In a more rigorous naming system, I assume that most people would come to the conclusion that the second burrito is probably mis-named. It should be called the "bean breakfast burrito" since, as I mentioned, the beans are the distinct ingredient that make the latter burrito not strictly a subset of the former.

That said, beans are not normally considered a main ingredient in a burrito. In the conventional burrito naming scheme, more appealing or distinct ingredients, or ingredients not considered to be condiments, take precedence. This naming scheme is the reason why a burrito with carne asada, pico de gallo, and guacamole would be simply called a carne asada burrito and not a guacamole burrito.

These same conventions exist when we name variables and functions. We can imagine a scenario where we have a list of users and need to filter out which users have recently logged in and which among those have active subscriptions to our service.

def get_active_subscribed_users():
    all_users = get_all_users()
    active_users = (user for user in all_users if user.is_active)
    <variable> = (user for user in active_users if user.has_active_subscription)

The first two variable names are fairly obvious, the question becomes: what do we name the third variable so that it is not ambiguous? We could of course call this new variable active_users_with_active_subscriptions, but to many that would be too long, and to my eyes that makes it seem that this variable contains a list of (user, subscription) pairs.

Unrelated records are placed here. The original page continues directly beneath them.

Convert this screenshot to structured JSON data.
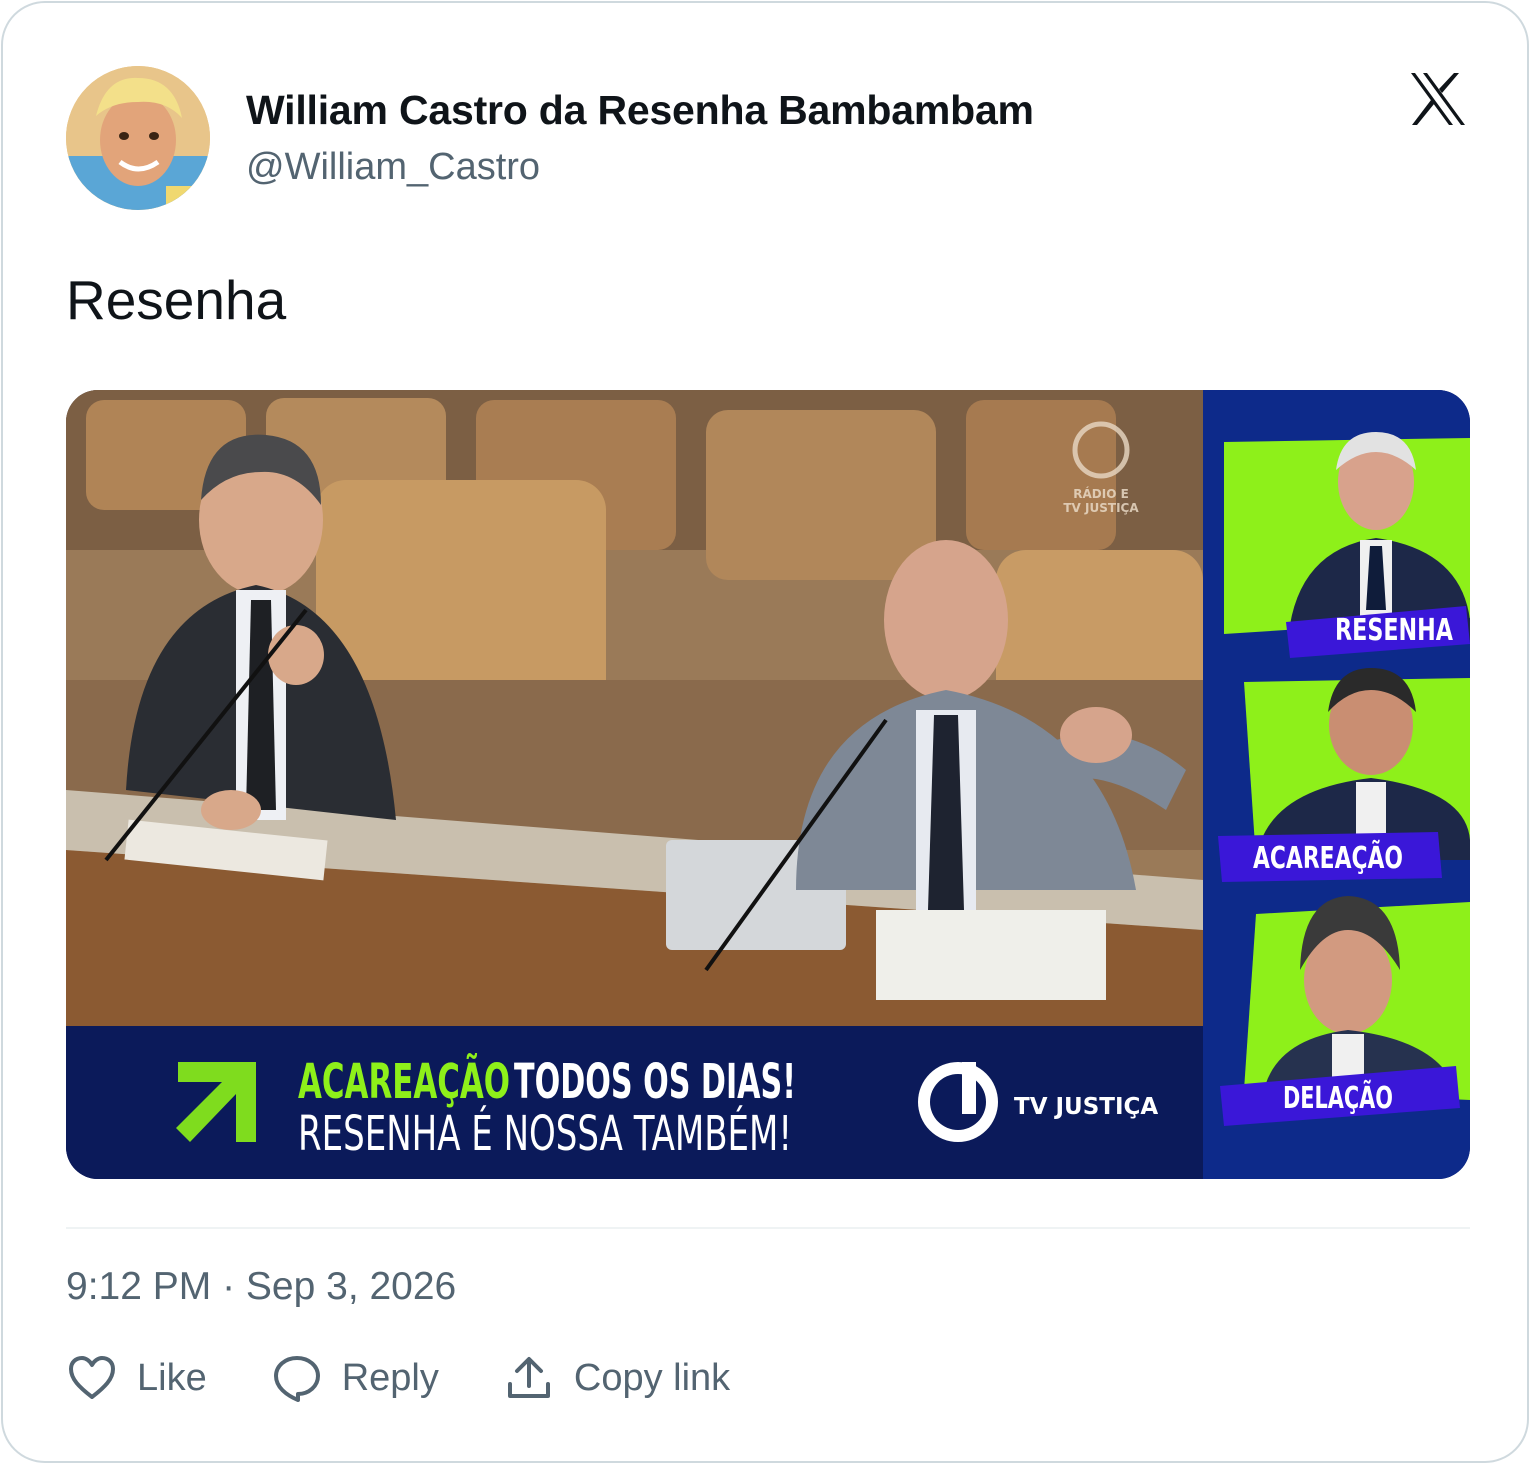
{
  "author": {
    "name": "William Castro da Resenha Bambambam",
    "handle": "@William_Castro",
    "avatar_icon": "user-avatar"
  },
  "brand_icon": "x-logo-icon",
  "tweet": {
    "text": "Resenha",
    "timestamp": "9:12 PM · Sep 3, 2026"
  },
  "media": {
    "banner_line1_highlight": "ACAREAÇÃO",
    "banner_line1_rest": " TODOS OS DIAS!",
    "banner_line2": "RESENHA É NOSSA TAMBÉM!",
    "channel": "TV JUSTIÇA",
    "watermark_line1": "RÁDIO E",
    "watermark_line2": "TV JUSTIÇA",
    "side_panels": [
      {
        "label": "RESENHA"
      },
      {
        "label": "ACAREAÇÃO"
      },
      {
        "label": "DELAÇÃO"
      }
    ],
    "colors": {
      "navy": "#0b1a5a",
      "accent_green": "#8ef01a",
      "label_purple": "#3a17d8"
    }
  },
  "actions": {
    "like": {
      "label": "Like",
      "icon": "heart-icon"
    },
    "reply": {
      "label": "Reply",
      "icon": "reply-bubble-icon"
    },
    "copy": {
      "label": "Copy link",
      "icon": "share-upload-icon"
    }
  }
}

We could name the value active_users, actively_subscribed_users, or even just relevant_users if the criteria for what relevancy means is clear enough in context. Some developers prefer to simply refer to these as users but I find that incredibly confusing. Others may prefer to define the variable users and then redefine it as they filter down the list to suit their needs, which I find even more confusing and unclear.

In practice I tend to prefer the third option along with a comment explaining what I mean by "relevant". This only exacerbates our problems though. If two groups of "relevant" users meet in a new context, their names would clash and we would need to find new names for these groups.

The context is here is key. If we instead fetched the same list from another function call, we could drop the qualifier entirely.

def get_active_subscribed_users():
    users = get_active_users()
    # We can avoid the question entirely if we simply return the list here.
    return (user for user in users if user.has_active_subscription)

Names are a Leaky Abstraction

As with our breakfast burritos, we could simply default to the names being a list of the components, but that can become overly burdensome very quickly. Our potato burrito would be unceremoniously called the "potato, eggs, bean and cheese breakfast burrito", which is unambiguous but also cumbersome. It can also cause problems as forgetting to mention a single component could confuse the reader and lead them to believe that a reference to a potato, egg, and bean burrito was not the same as your potato, egg, bean, and cheese burrito even if you were both referring to the same thing.

As programmers we aren't taxed by the character; we can have longer variable names, but at best those names should be descriptive, succinct, and distinct. Issues arise when names, by their nature, don't convey the whole story. Names almost always convey a summary of their true meaning. They can't effectively convey the context in which the name was given or the inherent value of the named thing. Out of context a name might be confusing, but that confusion may vanish when used in the appropriate context.

Likewise, in some contexts a potato breakfast burrito is the same thing as a mushroom burrito, but today it wasn't.